M : the set of procedure bodies
P : the set of call sites
T : the types

We use the following functions :

$calls : M \rightarrow 2^P$ : all the program points of $m \in M$ where a call occurs
$info : P \rightarrow M$ : the method that is called according to declared type
$inst : M \rightarrow 2^M$ : instanciated methods (contained in the instanciated type) in m
$over : M \rightarrow M \cup \lbrace \bot \rbrace$ : the method that overrides m

We can then introduce $S_p$ as the set variable of the called methods :

$\begin{equation*}\forall p \in P . S_p \subseteq \left \lbrace m | \left ( info(p), m \right ) \in r^*, r = \lbrace (x,y) | x = over(y) \rbrace \right \rbrace \end{equation*}$

We also define $S_I$ as the set of all possibly called methods that we can build using the following formula :

$\begin{equation*} main \in S_I \bigwedge_{m \in M} \left ( m \in S_I \wedge p \in calls(m) \right ) \Rightarrow S_p \subseteq S_I \bigwedge_{m \in M} m \in S_I \Rightarrow inst(m) \subseteq S_I \end{equation*}$

Type Checking using Set Constraints

We want that our compiler detects correctly the possible subset of types for each function.

Example

Using the following grammar :

type form = Atom of string
          | And of form*form
          | Or of form*form
          | Not of form

we can have the following types : $F = \lbrace Atom, And(\_ , \_), Or(\_ , \_), Not \_ \rbrace$ which is an infinite set (“_” represents any kind of type).

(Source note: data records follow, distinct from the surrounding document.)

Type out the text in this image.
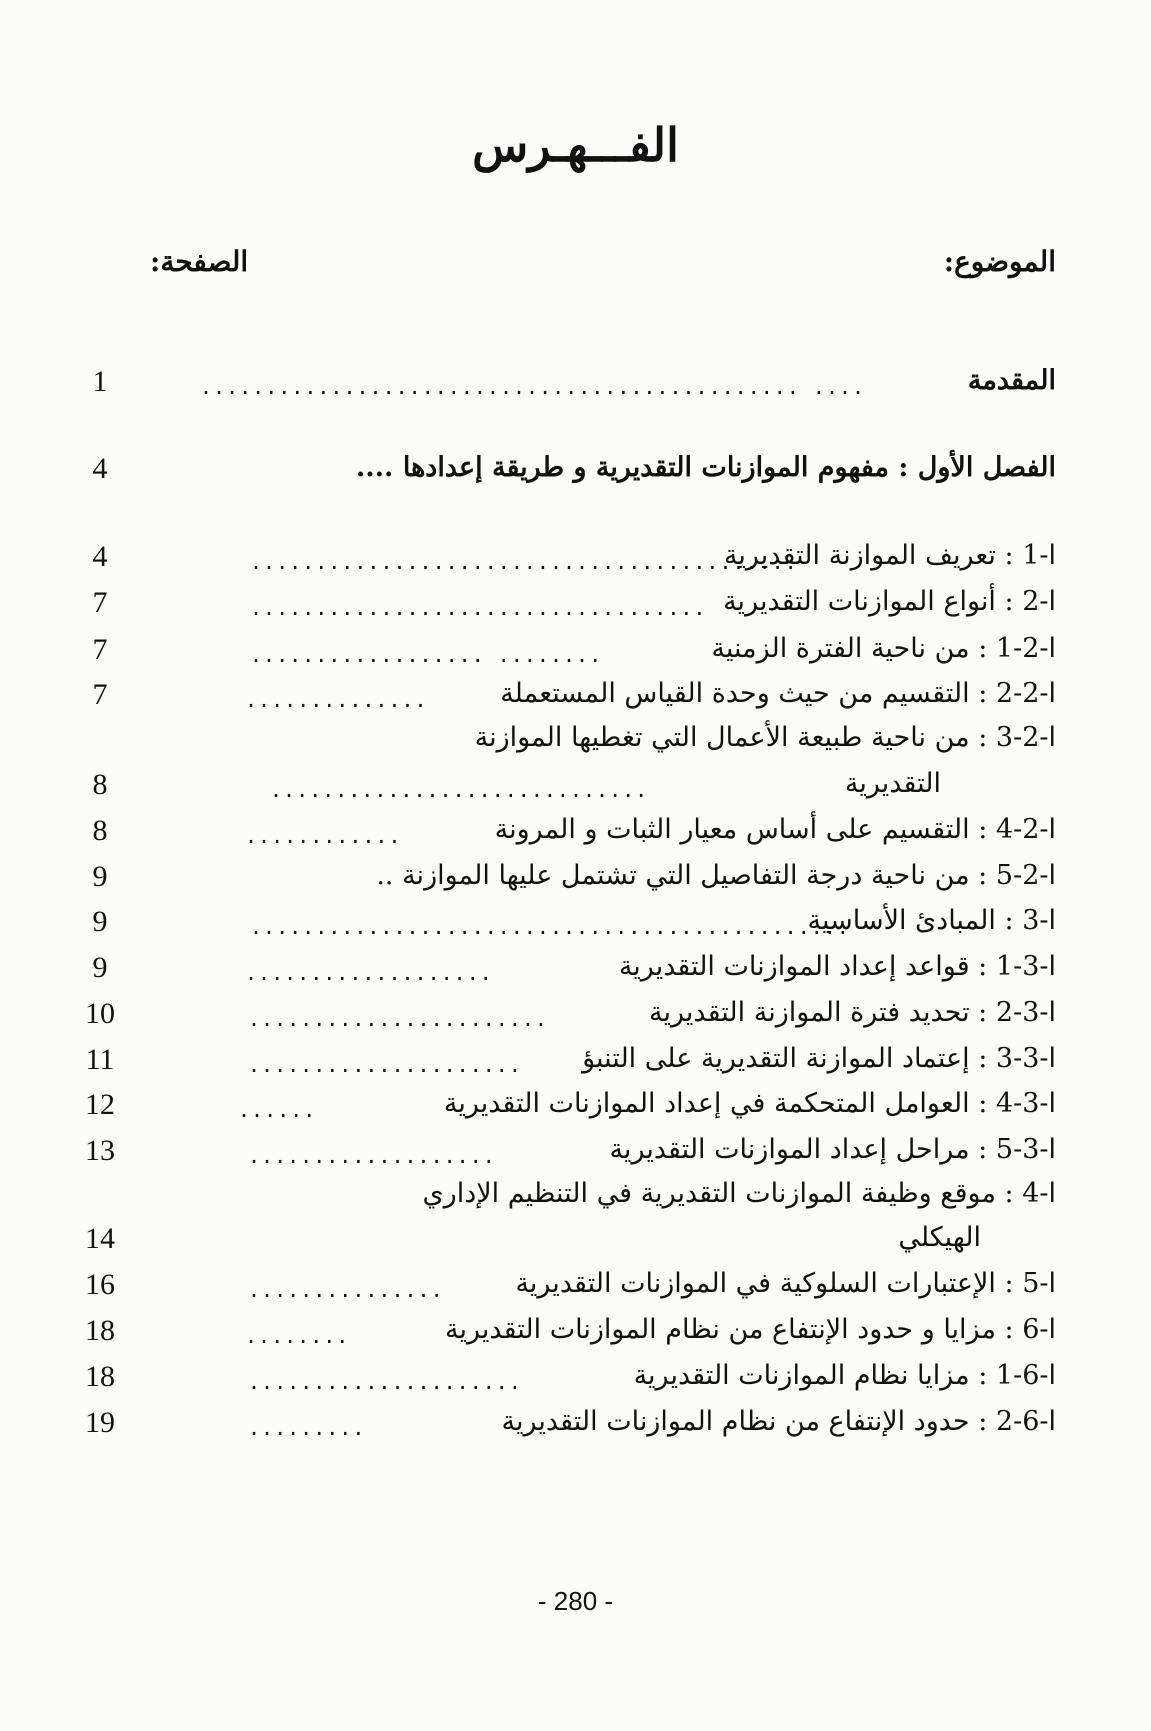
الفـــهـرس
الموضوع:
الصفحة:
المقدمة
.............................................. ....
1
الفصل الأول : مفهوم الموازنات التقديرية و طريقة إعدادها ....
4
ا-1 : تعريف الموازنة التقديرية
..........................................
4
ا-2 : أنواع الموازنات التقديرية
...................................
7
ا-2-1 : من ناحية الفترة الزمنية
.................. ........
7
ا-2-2 : التقسيم من حيث وحدة القياس المستعملة
..............
7
ا-2-3 : من ناحية طبيعة الأعمال التي تغطيها الموازنة
التقديرية
.............................
8
ا-2-4 : التقسيم على أساس معيار الثبات و المرونة
............
8
ا-2-5 : من ناحية درجة التفاصيل التي تشتمل عليها الموازنة ..
9
ا-3 : المبادئ الأساسية
..............................................
9
ا-3-1 : قواعد إعداد الموازنات التقديرية
...................
9
ا-3-2 : تحديد فترة الموازنة التقديرية
.......................
10
ا-3-3 : إعتماد الموازنة التقديرية على التنبؤ
.....................
11
ا-3-4 : العوامل المتحكمة في إعداد الموازنات التقديرية
......
12
ا-3-5 : مراحل إعداد الموازنات التقديرية
...................
13
ا-4 : موقع وظيفة الموازنات التقديرية في التنظيم الإداري
الهيكلي
14
ا-5 : الإعتبارات السلوكية في الموازنات التقديرية
...............
16
ا-6 : مزايا و حدود الإنتفاع من نظام الموازنات التقديرية
........
18
ا-6-1 : مزايا نظام الموازنات التقديرية
.....................
18
ا-6-2 : حدود الإنتفاع من نظام الموازنات التقديرية
.........
19
- 280 -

But if we define the following function :

let rec elimOr(f : form) : form =
    match f with
 S1: | Atom s -> Atom s
 S2: | And(f1,f2) -> And(elimOr f1, elimOr f2)
 S3: | Or(f1,f2) -> Not(And(Not(elimOr f1), Not(elimOr f2)))
 S4: | Not(f1) -> Not(elimOr f1)

It is clear that the output types of this function is a subset of $F$ (as the $Or$ is removed). In fact, if we define $res$ as the resulting type of this function, $res$ can be computed by computing the fixpoint of : $S_1 \cup S_2 \cup S_3 \cup S_4 \subseteq res$

$Atom \subseteq S_1$
$And(res, res) \subseteq S_2$
$Not(And(Not(res), Not(res))) \subseteq S_3$
$Not(res) \subseteq S_4$

In this particular case, the fixpoint is : $Atom \cup And(res, res) \cup Not(res) \subseteq res$ which computes correctly the fact that the $Or$ has been removed.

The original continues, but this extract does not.